Он все еще стоял в растерянности. («Она просто водит тебя за нос, — твердил ему Папильон. — Не позволяй ей морочить себе голову: держись посмелее...») Но, увидев перед собой это лицо, показавшееся ему таким разгневанным, Раймон опустил голову, как наказанный ребенок. А Мария, дрожа, словно здесь, в этой плюшевой гостиной, один на один с нею находился разъяренный молодой олень, не смела шевельнуться. Он пришел, хотя она сделала все возможное, чтобы его оттолкнуть, — значит, ее счастье не будет отравлено угрызениями совести и она может предаться ему всецело. Судьбе, которая пожелала бросить мальчика ей в жертву, она отвечала, что сумеет быть достойной этого дара. Чего она боялась? В эту минуту она была полна любви самой чистой, самой возвышенной, и доказательством тому служили слезы, набежавшие ей на глаза, когда она подумала о Франсуа: через несколько лет он стал бы таким же, как этот юноша... Она не знала, что гримаса, которую она сделала, сдерживая слезы, была истолкована Раймоном как признак раздражения, а быть может, и гнева. Неожиданно она сказала:

— В конце концов почему бы и нет? Вы хорошо сделали, что пришли. Положите-ка шапку на стул. Не беда, что она мокрая, этот генуэзский бархат видал виды... Хотите портвейну? Да? Нет? Значит, да.



Пока он пил, она сказала:

— Почему я написала вам это письмо? Я и сама не знаю... У женщин бывают причуды... впрочем, я знала, что вы все равно придете.
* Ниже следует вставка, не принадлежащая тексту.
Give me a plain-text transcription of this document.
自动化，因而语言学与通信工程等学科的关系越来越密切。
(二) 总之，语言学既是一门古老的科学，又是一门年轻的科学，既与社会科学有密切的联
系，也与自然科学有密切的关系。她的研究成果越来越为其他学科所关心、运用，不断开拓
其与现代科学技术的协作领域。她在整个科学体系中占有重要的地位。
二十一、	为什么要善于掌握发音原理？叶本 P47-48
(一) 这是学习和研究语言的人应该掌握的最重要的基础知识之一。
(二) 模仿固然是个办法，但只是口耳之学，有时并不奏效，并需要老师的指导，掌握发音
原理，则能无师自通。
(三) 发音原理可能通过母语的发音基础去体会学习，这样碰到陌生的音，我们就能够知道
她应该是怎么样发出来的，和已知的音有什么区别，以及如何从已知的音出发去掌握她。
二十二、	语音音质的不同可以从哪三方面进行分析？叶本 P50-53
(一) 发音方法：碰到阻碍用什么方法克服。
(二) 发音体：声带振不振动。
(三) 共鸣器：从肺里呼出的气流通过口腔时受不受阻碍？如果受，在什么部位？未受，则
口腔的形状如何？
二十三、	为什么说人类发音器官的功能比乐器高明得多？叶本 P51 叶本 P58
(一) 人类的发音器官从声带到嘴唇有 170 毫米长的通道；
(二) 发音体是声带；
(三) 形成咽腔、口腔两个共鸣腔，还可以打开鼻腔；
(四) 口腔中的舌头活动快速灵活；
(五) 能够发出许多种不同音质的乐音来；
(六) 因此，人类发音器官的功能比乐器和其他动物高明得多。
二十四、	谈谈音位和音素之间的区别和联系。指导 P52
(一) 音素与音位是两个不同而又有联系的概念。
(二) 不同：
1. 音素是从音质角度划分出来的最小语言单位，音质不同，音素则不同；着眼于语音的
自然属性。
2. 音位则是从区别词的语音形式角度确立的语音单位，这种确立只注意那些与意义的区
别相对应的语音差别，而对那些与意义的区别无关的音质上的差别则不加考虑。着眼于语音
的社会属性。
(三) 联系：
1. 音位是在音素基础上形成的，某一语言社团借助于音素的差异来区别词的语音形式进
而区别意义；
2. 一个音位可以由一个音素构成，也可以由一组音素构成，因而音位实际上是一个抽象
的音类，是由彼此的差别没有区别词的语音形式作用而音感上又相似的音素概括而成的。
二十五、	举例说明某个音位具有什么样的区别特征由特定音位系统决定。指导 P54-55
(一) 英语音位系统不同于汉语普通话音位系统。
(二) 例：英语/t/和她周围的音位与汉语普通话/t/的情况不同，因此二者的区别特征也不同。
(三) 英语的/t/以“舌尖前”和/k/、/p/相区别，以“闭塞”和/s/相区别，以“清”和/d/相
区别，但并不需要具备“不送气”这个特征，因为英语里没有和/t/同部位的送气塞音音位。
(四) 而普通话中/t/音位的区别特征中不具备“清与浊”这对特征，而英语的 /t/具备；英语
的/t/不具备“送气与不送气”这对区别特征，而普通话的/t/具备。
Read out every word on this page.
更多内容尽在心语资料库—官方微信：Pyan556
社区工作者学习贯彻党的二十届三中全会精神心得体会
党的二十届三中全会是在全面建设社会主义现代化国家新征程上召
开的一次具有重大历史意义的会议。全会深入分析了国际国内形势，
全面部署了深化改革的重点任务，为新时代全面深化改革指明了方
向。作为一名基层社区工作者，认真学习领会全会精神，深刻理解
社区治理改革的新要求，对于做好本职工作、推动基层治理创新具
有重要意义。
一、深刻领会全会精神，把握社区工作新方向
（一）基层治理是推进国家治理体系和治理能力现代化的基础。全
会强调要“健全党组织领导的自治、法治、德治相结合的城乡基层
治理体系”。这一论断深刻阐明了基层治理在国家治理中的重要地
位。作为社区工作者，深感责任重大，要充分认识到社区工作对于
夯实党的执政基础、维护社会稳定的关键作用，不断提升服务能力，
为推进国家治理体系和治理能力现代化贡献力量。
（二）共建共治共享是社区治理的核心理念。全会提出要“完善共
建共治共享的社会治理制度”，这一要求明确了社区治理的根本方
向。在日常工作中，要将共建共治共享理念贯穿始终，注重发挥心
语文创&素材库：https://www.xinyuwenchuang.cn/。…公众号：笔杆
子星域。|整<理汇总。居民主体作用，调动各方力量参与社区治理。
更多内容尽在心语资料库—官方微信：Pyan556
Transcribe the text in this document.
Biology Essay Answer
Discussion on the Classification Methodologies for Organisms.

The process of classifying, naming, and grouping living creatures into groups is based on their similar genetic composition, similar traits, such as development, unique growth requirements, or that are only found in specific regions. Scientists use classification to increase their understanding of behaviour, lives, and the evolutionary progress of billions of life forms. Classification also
Раймон вытер губы тыльной стороной ладони.

— Вообще-то я чуть было не остался дома. Я подумал: она уйдет, и у меня будет дурацкий вид.

— С тех пор как у меня траур, я почти никуда не хожу... Я вам никогда не рассказывала о моем маленьком Франсуа?

Франсуа появился неслышно, словно он был живой. Быть может, матери хотелось удержать его возле себя, чтобы нарушить опасное уединение. Раймон увидел в упоминании Франсуа уловку с целью заставить его не выходить из рамок, но Мария, наоборот, хотела придать ему уверенности и, далекая от того, чтобы бояться его, полагала, что он сам ее боится. Впрочем, не она позвала на помощь своего умершего ребенка — он вошел сам, как входят дети, заслышав в гостиной материнский голос. Раз ее мальчик тут, с ней рядом, значит, все будет благопристойно. Что ты себя терзаешь, несчастная женщина? За твоим креслом стоит маленький Франсуа, он улыбается, он не краснеет от стыда.

— Прошло, кажется, чуть больше года, как он умер. Я еще хорошо помню день похорон... мама сделала сцену отцу... — Он замолчал, пытаясь вспомнить, что именно было сказано.